The nice thing about Chomsky normal form is that you can use it to
determine if a particular CFG generates a particular string.

Let's figure out if the grammar

S --> AB | BC
A --> BA | a
B --> CC | b
C --> AB | a

can generate the string

w = a b a b a

What we will do is figure out what substrings of w we can generate
from A, B, and C.

Start with the substrings of length 1:

A 01 23 45
B 12 34   
C 01 23 45

What do I mean by this?  ``01'' means the substring from index 0
inclusive to index 1 exclusive

a b a b a
0 1

In other words, the first ``a''.

Since ``A --> a'' is a rule, A can generate a, and there are three a's
in w.  Hence

A 01 23 45

the rest is similarly generated from ``B --> b'' and ``C --> a''

A 01 23 45
B 12 34   
C 01 23 45

Now we put together new substrings using the rules ``A --> BA'',
``B --> CC'', and ``C --> AB'':

A 01 23 45 | 13 35
B 12 34    |      
C 01 23 45 | 02 24

O.K., where did the 13 come from for A?  Well, ``A --> BA'' and BA
could be the substring 12 from B followed by the substring 23 from A.
We can put these together into 13 because they have 2 in common.

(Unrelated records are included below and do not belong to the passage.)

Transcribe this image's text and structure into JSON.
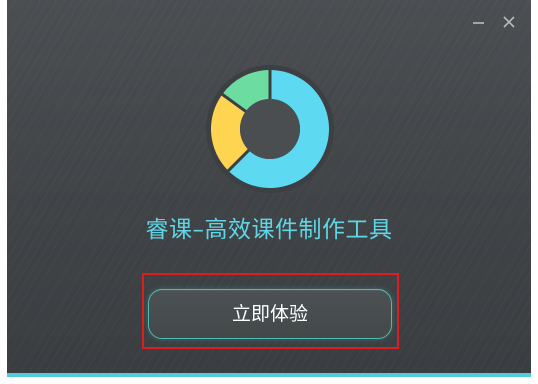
{
  "window": {
    "minimize_icon": "minimize-icon",
    "close_icon": "close-icon"
  },
  "logo": {
    "icon": "donut-chart-logo",
    "colors": {
      "blue": "#5dd9f1",
      "yellow": "#ffd451",
      "green": "#6ddca0",
      "center": "#4a4e51"
    }
  },
  "app": {
    "title": "睿课–高效课件制作工具"
  },
  "cta": {
    "label": "立即体验"
  },
  "colors": {
    "background": "#424649",
    "title_text": "#5fd6e6",
    "button_border": "#4fb9b3",
    "highlight_frame": "#e11b22"
  }
}
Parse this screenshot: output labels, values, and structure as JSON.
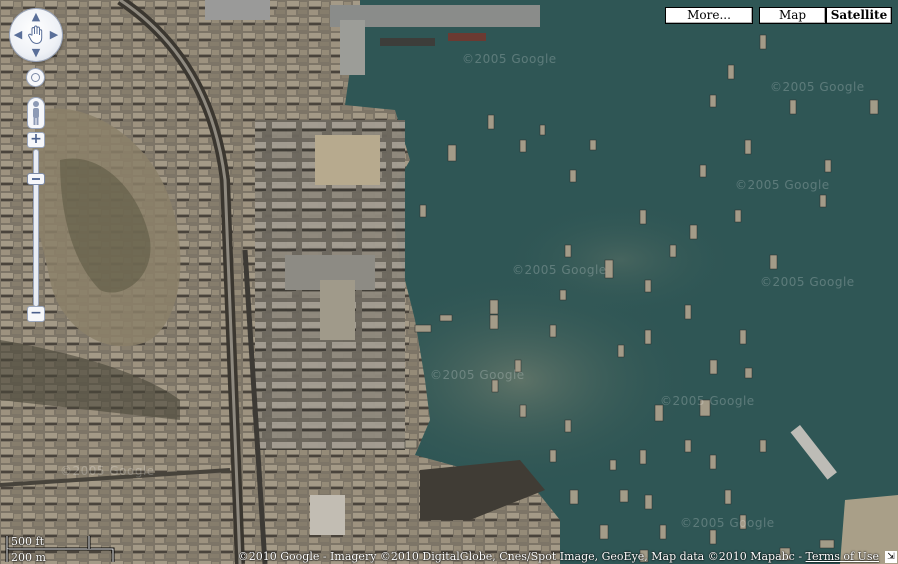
{
  "map": {
    "type": "satellite",
    "map_types": [
      {
        "label": "More...",
        "active": false
      },
      {
        "label": "Map",
        "active": false
      },
      {
        "label": "Satellite",
        "active": true
      }
    ],
    "watermark_text": "©2005 Google",
    "scale": {
      "imperial": "500 ft",
      "metric": "200 m"
    },
    "copyright": {
      "text": "©2010 Google - Imagery ©2010 DigitalGlobe, Cnes/Spot Image, GeoEye, Map data ©2010 Mapabc - ",
      "terms_link": "Terms of Use"
    },
    "colors": {
      "water": "#2e5553",
      "land": "#7f7868",
      "control_accent": "#5a6f99"
    },
    "icons": {
      "pan": "hand-icon",
      "street_view": "pegman-icon",
      "zoom_in": "plus-icon",
      "zoom_out": "minus-icon",
      "resize": "resize-corner-icon"
    }
  }
}
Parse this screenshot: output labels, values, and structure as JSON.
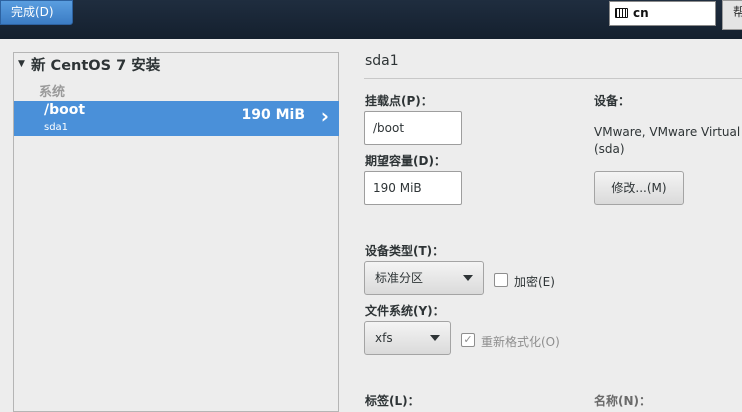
{
  "topbar": {
    "done_label": "完成(D)",
    "keyboard_layout": "cn",
    "help_label": "帮"
  },
  "tree": {
    "root_label": "新 CentOS 7 安装",
    "group_label": "系统",
    "selected": {
      "mount": "/boot",
      "device": "sda1",
      "size": "190 MiB"
    }
  },
  "detail": {
    "title": "sda1",
    "mount_point_label": "挂载点(P)：",
    "mount_point_value": "/boot",
    "capacity_label": "期望容量(D)：",
    "capacity_value": "190 MiB",
    "device_label": "设备：",
    "device_value": "VMware, VMware Virtual (sda)",
    "modify_label": "修改...(M)",
    "device_type_label": "设备类型(T)：",
    "device_type_value": "标准分区",
    "encrypt_label": "加密(E)",
    "filesystem_label": "文件系统(Y)：",
    "filesystem_value": "xfs",
    "reformat_label": "重新格式化(O)",
    "tag_label": "标签(L)：",
    "name_label": "名称(N)："
  }
}
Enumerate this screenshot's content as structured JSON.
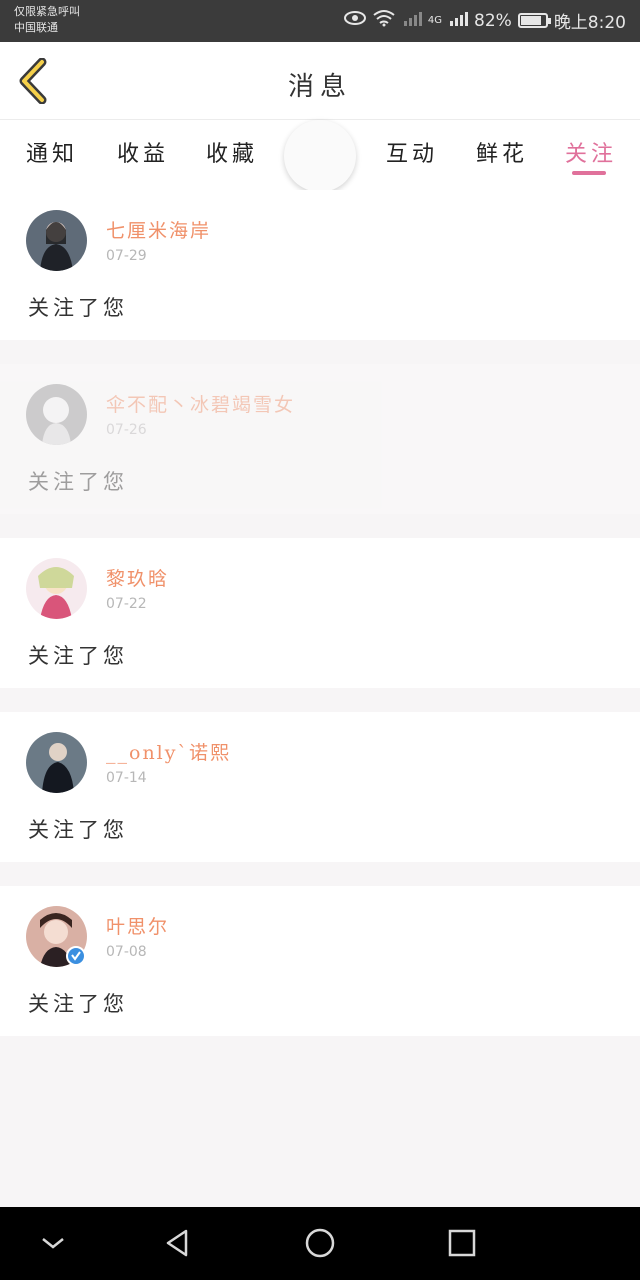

Similarly 34 (B) and 45 (A) makes 35 for A.

01 (A) and 12 (B) makes 02 (AB) for C
23 (A) and 34 (B) makes 24 (AB) for C.

To do the next round, we always have to use one of the substrings
generated in the previous round.  If we don't, then we will
re-generate strings we generated in the previous round.  So we need to
use 13 or 35 from A or 02 or 23 from C.

A 01 23 45 | 13 35 |      
B 12 34    |       | 03 25 04
C 01 23 45 | 02 24 | 14

02 (C) and 23 (C) makes 03 (CC = B)
24 (C) and 45 (C) makes 24 (CC = B)
02 (C) and 24 (C) makes 04 (CC = B)
13 (A) and 34 (B) makes 14 (AB = C)

A 01 23 45 | 13 35 |          | 05
B 12 34    |       | 03 25 04 | 15
C 01 23 45 | 02 24 | 14       |

03 (B) and 35 (A) makes 05 (BA = A)
04 (B) and 45 (A) also makes 05 (BA = A)
14 (C) and 45 (C) makes 15 (CC = B)

A 01 23 45 | 13 35 |          | 05 |
B 12 34    |       | 03 25 04 | 15 |
C 01 23 45 | 02 24 | 14       |    | 05

01 (A) and 15 (B) generates 05 (AB = C)

The next round generates no new substrings, and so we are done.

Finally, we need S to generate 05, which is the whole string ababa.

01 (A) and 15 (B) generates 05 (AB = S)
04 (B) and 45 (C) also generates 05 (BC = S)

So the answer is yes, S generates w.